There are some commands, and your task is to understand and explored the commands, see the following commands:
docker volumedocker volume create vol_name
Implement the following statements,
Check the list and see the name of the volume.
Check also what are the images are available?
Create a container for nginx and mounting that nginx directory with this volume.
Hint: Set location like /usr/share/nginx/html.
Check the docker container again.
Check the port which is mapped to host operating system.
Hint: Check the ip address.
Create new container and map that docker volume with that directory.
Now check the container again and you will find 2 or more containers
Stop this container, terminate and then create a new container by using same docker volume.
In what follows the Bind Mount will be discussed,
Bind Mount
Bind mounts have been around since the early days of Docker.

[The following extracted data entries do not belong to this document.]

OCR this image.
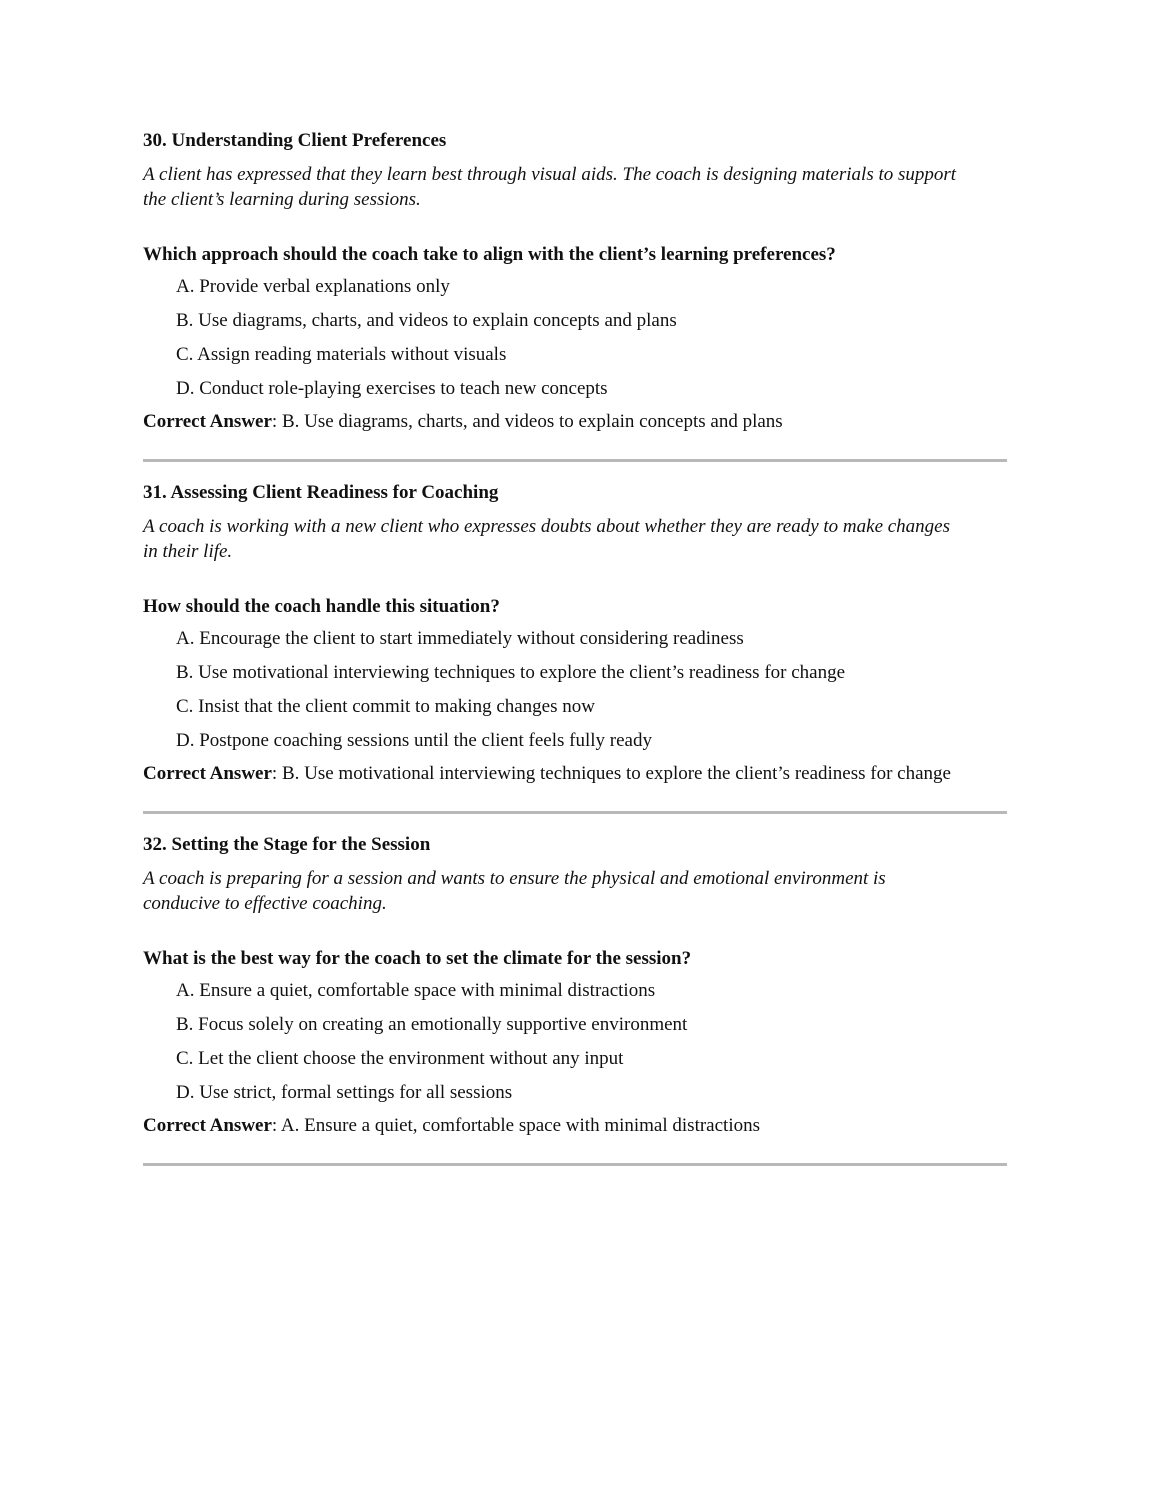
30. Understanding Client Preferences

A client has expressed that they learn best through visual aids. The coach is designing materials to support the client’s learning during sessions.

Which approach should the coach take to align with the client’s learning preferences?

A. Provide verbal explanations only
B. Use diagrams, charts, and videos to explain concepts and plans
C. Assign reading materials without visuals
D. Conduct role-playing exercises to teach new concepts

Correct Answer: B. Use diagrams, charts, and videos to explain concepts and plans

31. Assessing Client Readiness for Coaching

A coach is working with a new client who expresses doubts about whether they are ready to make changes in their life.

How should the coach handle this situation?

A. Encourage the client to start immediately without considering readiness
B. Use motivational interviewing techniques to explore the client’s readiness for change
C. Insist that the client commit to making changes now
D. Postpone coaching sessions until the client feels fully ready

Correct Answer: B. Use motivational interviewing techniques to explore the client’s readiness for change

32. Setting the Stage for the Session

A coach is preparing for a session and wants to ensure the physical and emotional environment is conducive to effective coaching.

What is the best way for the coach to set the climate for the session?

A. Ensure a quiet, comfortable space with minimal distractions
B. Focus solely on creating an emotionally supportive environment
C. Let the client choose the environment without any input
D. Use strict, formal settings for all sessions

Correct Answer: A. Ensure a quiet, comfortable space with minimal distractions
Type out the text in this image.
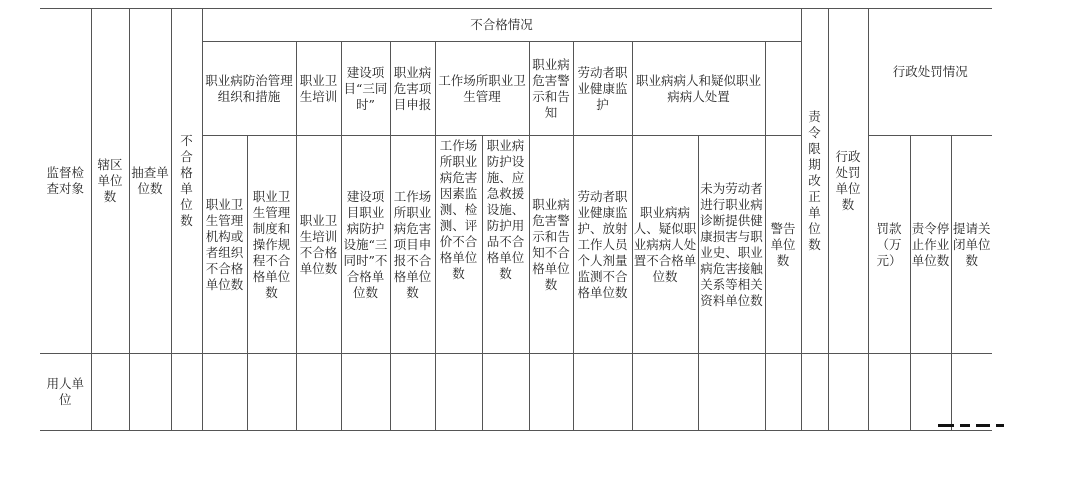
监督检查对象	辖区单位数	抽查单位数	不合格单位数	不合格情况												责令限期改正单位数	行政处罚单位数	行政处罚情况		
				职业病防治管理组织和措施		职业卫生培训	建设项目“三同时”	职业病危害项目申报	工作场所职业卫生管理		职业病危害警示和告知	劳动者职业健康监护	职业病病人和疑似职业病病人处置							
				职业卫生管理机构或者组织不合格单位数	职业卫生管理制度和操作规程不合格单位数	职业卫生培训不合格单位数	建设项目职业病防护设施“三同时”不合格单位数	工作场所职业病危害项目申报不合格单位数	工作场所职业病危害因素监测、检测、评价不合格单位数	职业病防护设施、应急救援设施、防护用品不合格单位数	职业病危害警示和告知不合格单位数	劳动者职业健康监护、放射工作人员个人剂量监测不合格单位数	职业病病人、疑似职业病病人处置不合格单位数	未为劳动者进行职业病诊断提供健康损害与职业史、职业病危害接触关系等相关资料单位数	警告单位数			罚款（万元）	责令停止作业单位数	提请关闭单位数
用人单位																				
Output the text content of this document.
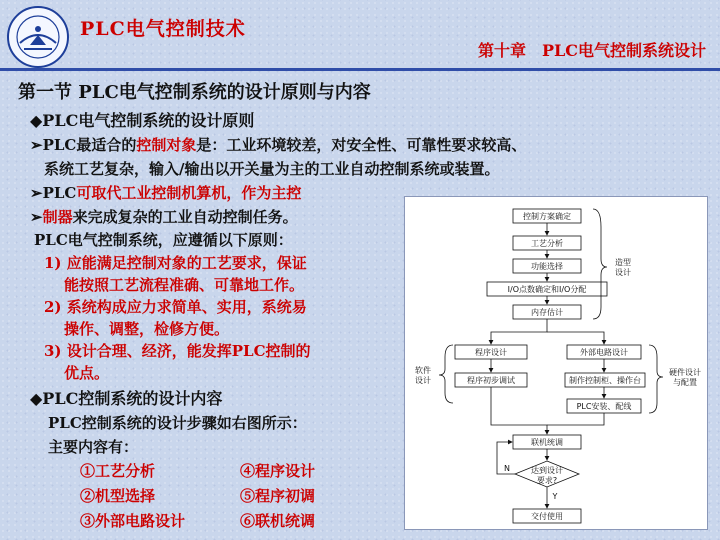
PLC电气控制技术
第十章　PLC电气控制系统设计
第一节 PLC电气控制系统的设计原则与内容
◆PLC电气控制系统的设计原则
➢PLC最适合的控制对象是：工业环境较差，对安全性、可靠性要求较高、
系统工艺复杂，输入/输出以开关量为主的工业自动控制系统或装置。
➢PLC可取代工业控制机算机，作为主控
➢制器来完成复杂的工业自动控制任务。
PLC电气控制系统，应遵循以下原则：
1) 应能满足控制对象的工艺要求，保证
能按照工艺流程准确、可靠地工作。
2) 系统构成应力求简单、实用，系统易
操作、调整，检修方便。
3) 设计合理、经济，能发挥PLC控制的
优点。
◆PLC控制系统的设计内容
PLC控制系统的设计步骤如右图所示：
主要内容有：
①工艺分析	④程序设计
②机型选择	⑤程序初调
③外部电路设计	⑥联机统调
控制方案确定
工艺分析
功能选择
I/O点数确定和I/O分配
内存估计
程序设计
程序初步调试
外部电路设计
制作控制柜、操作台
PLC安装、配线
联机统调
达到设计
要求?
交付使用
造型
设计
软件
设计
硬件设计
与配置
N
Y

When you use a bind mount, a file or directory on the host machine is mounted into a container. The file or directory is referenced by its full or relative path on the host machine. By contrast, when you use a volume, a new directory is created within Docker’s storage directory on the host machine, and Docker manages that directory’s contents.
The file or directory does not need to exist on the Docker host already. It is created on demand if it does not yet exist. Bind mounts are very performant, but they rely on the host machine’s filesystem having a specific directory structure available.
Implement the following statement,
Create a directory for mounting. Hint: /opt/nginx/html (If that directory does not exist, which flag will create that particular directory on your host operating system?)
Create the a container and mounting this directory with the above nginx dirctory.
Check the container and what is a IP and port of this host machine.
Congratulations, you are sharing file between the host machine and the container successfully.